See our page: Observational Research and Secondary Data for more information.
For every philosophical underpinning, you will almost certainly be able to find
researchers who support it and those who dont.
Use the arguments for and against expressed in the literature to explain why
you have chosen to use this methodology or why the weaknesses dont matter
here.
This is the point at which to set out your chosen research methods, including their theoretical basis,
and the literature supporting them. You should make clear whether you think the method is tried and
tested or much more experimental, and what kind of reliance you could place on the results.
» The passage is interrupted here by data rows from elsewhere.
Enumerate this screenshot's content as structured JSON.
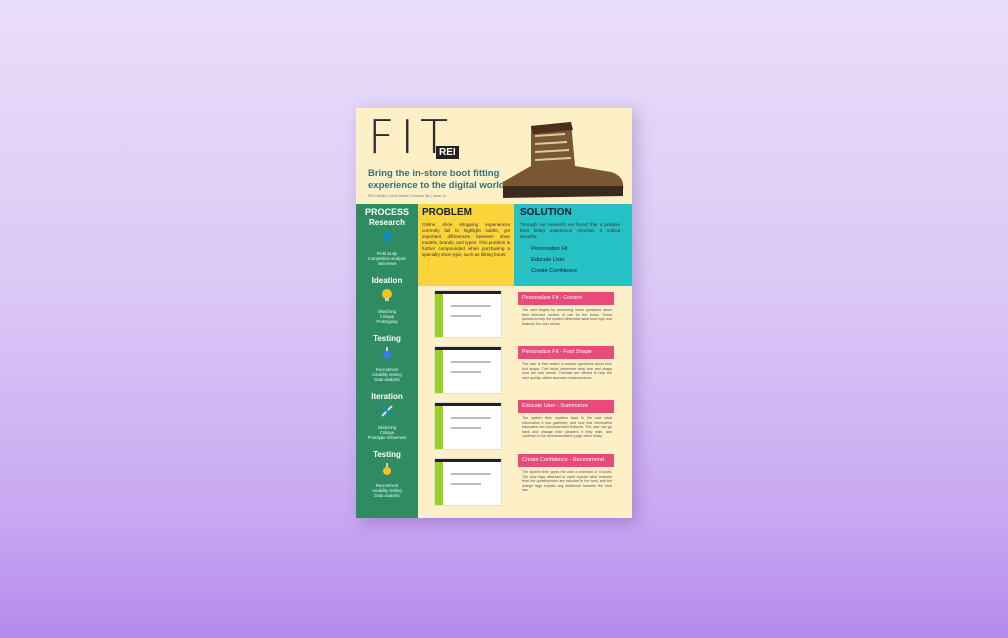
{
  "poster": {
    "title": "FIT",
    "tagline": "Bring the in-store boot fitting experience to the digital world.",
    "authors": "Phil Castillo  |  Kevin Martin  |  Thomas Wu  |  Isaac Ju",
    "logo_text": "REI",
    "process": {
      "title": "PROCESS",
      "steps": [
        {
          "label": "Research",
          "icon": "magnifier-icon",
          "items": [
            "Field study",
            "Competitive analysis",
            "Interviews"
          ]
        },
        {
          "label": "Ideation",
          "icon": "lightbulb-icon",
          "items": [
            "Sketching",
            "Critique",
            "Prototyping"
          ]
        },
        {
          "label": "Testing",
          "icon": "flask-icon",
          "items": [
            "Recruitment",
            "Usability testing",
            "Data analysis"
          ]
        },
        {
          "label": "Iteration",
          "icon": "tools-icon",
          "items": [
            "Sketching",
            "Critique",
            "Prototype refinement"
          ]
        },
        {
          "label": "Testing",
          "icon": "flask-icon",
          "items": [
            "Recruitment",
            "Usability testing",
            "Data analysis"
          ]
        }
      ]
    },
    "problem": {
      "title": "PROBLEM",
      "text": "Online shoe shopping experiences currently fail to highlight subtle, yet important differences between shoe models, brands, and types. This problem is further compounded when purchasing a specialty shoe type, such as hiking boots."
    },
    "solution": {
      "title": "SOLUTION",
      "text": "Through our research we found that a positive boot fitting experience provides 3 critical benefits:",
      "benefits": [
        "Personalize Fit",
        "Educate User",
        "Create Confidence"
      ]
    },
    "features": [
      {
        "title": "Personalize Fit - Context",
        "text": "The user begins by answering some questions about their intended context of use for the boots. These questions help the system determine what boot type and features the user needs."
      },
      {
        "title": "Personalize Fit - Foot Shape",
        "text": "The user is then asked to answer questions about their foot shape. This helps determine what size and shape boot the user needs. Tutorials are offered to help the user quickly obtain accurate measurements."
      },
      {
        "title": "Educate User - Summarize",
        "text": "The system then explains back to the user what information it has gathered, and how that information translates into recommended features. The user can go back and change their answers if they wish, and continue to the recommendation page when ready."
      },
      {
        "title": "Create Confidence - Recommend",
        "text": "The system then gives the user a selection of 3 boots. The blue tags attached to each explain what features from the questionnaire are included in the boot, and the orange tags explain any additional features the boot has."
      }
    ],
    "colors": {
      "green": "#2e8b62",
      "yellow": "#fbd33b",
      "teal": "#25c1c4",
      "pink": "#e84a7b",
      "cream": "#fdf0c6"
    }
  }
}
You will
also need to discuss this again in the discussion section.
Your research may even aim to test the research methods, to see if they work in certain
circumstances.
You should conclude by summarising your research methods, the underpinning approach, and what
you see as the key challenges that you will face in your research. Again, these are the areas that
you will want to revisit in your discussion.
Conclusion
Your methodology, and the precise methods that you choose to
use in your research, are crucial to its success.
It is worth spending plenty of time on this section to ensure that you get it right.
As always, draw on the resources available to you, for example by discussing
your plans in detail with your supervisor who may be able to suggest whether
your approach has significant flaws which you could address in some way.